MORE ABOUT JACKIE
Jackie Keller is the Founding Director of NutriFit, LLC, and a National Board Certified Health & Wellness Coach (NBC-HWC) issued by the National Board for Health & Wellness Coaching and holds multiple other professional certifications including ACC, CPWC, and BCC with specialty designations in Health and Wellness.
As a certified health and wellness coach, Jackie conducts one-on-one sessions both in person and virtually, during which clients set achievable goals in six "wellness" areas: fitness, weight, nutrition, stress, health, and the life issues that impact health. Over the course of three months, she reports that clients typically reach 80% of their first priority goals and more than 70% of second priority goals.
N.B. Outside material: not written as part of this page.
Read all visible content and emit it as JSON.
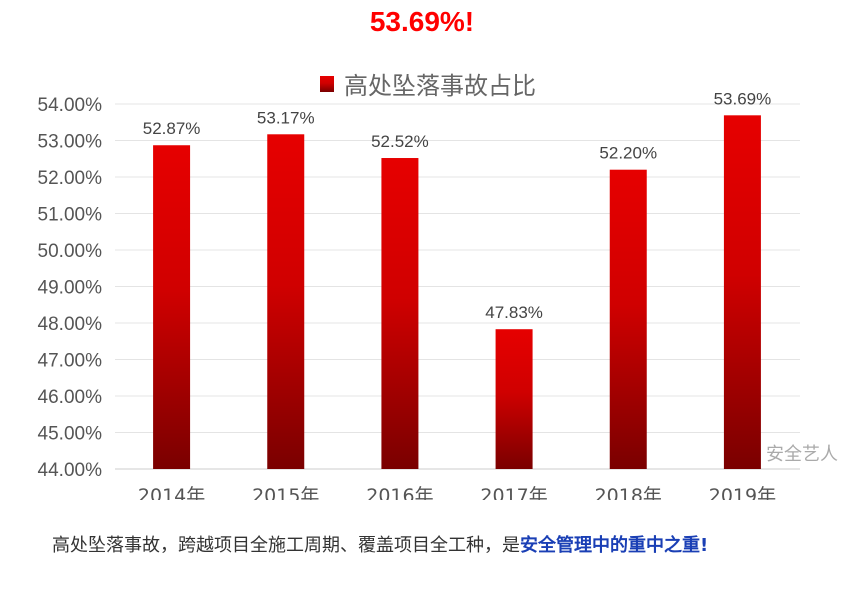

Jackie's father passed away from a heart attack when she was just a teenager. She has made it her mission to help people live longer and healthier lives. "I have a personal commitment to help people circumvent heart disease and other chronic ailments," she explains. "It drives almost everything I do. It is my passion."
She is also is the author of Body After Baby: The Simple 30-Day Plan to Lose Your Baby Weight Fast (Avery/Penguin Group; May 2007), and Cooking, Eating & Living Well, a cookbook and guide to nutrition-related lifestyle change. She is a nationally recognized health and nutrition educator, and Le Cordon Bleu-trained culinary expert.
Jackie currently serves on the Board of Directors of the Foundation for the Women Presidents Organization, and has served on the Board of Directors of the International Coaching Federation – Los Angeles chapter. She is also an active member of the Women Presidents Organization's Los Angeles Chapter. She was an active member of Michelle Obama’s Chef’s Move to Schools program as an Executive Chef, and continues her work in schools as a credentialed ROP teacher in Culinary Arts. Jackie is part of the Climate Reality Leadership Corps. and actively promotes sustainable practices in all aspects of work and play.
Jackie holds a Bachelor of Science degree from the University of Southern California, and received her culinary training from Le Cordon Bleu in Paris, France.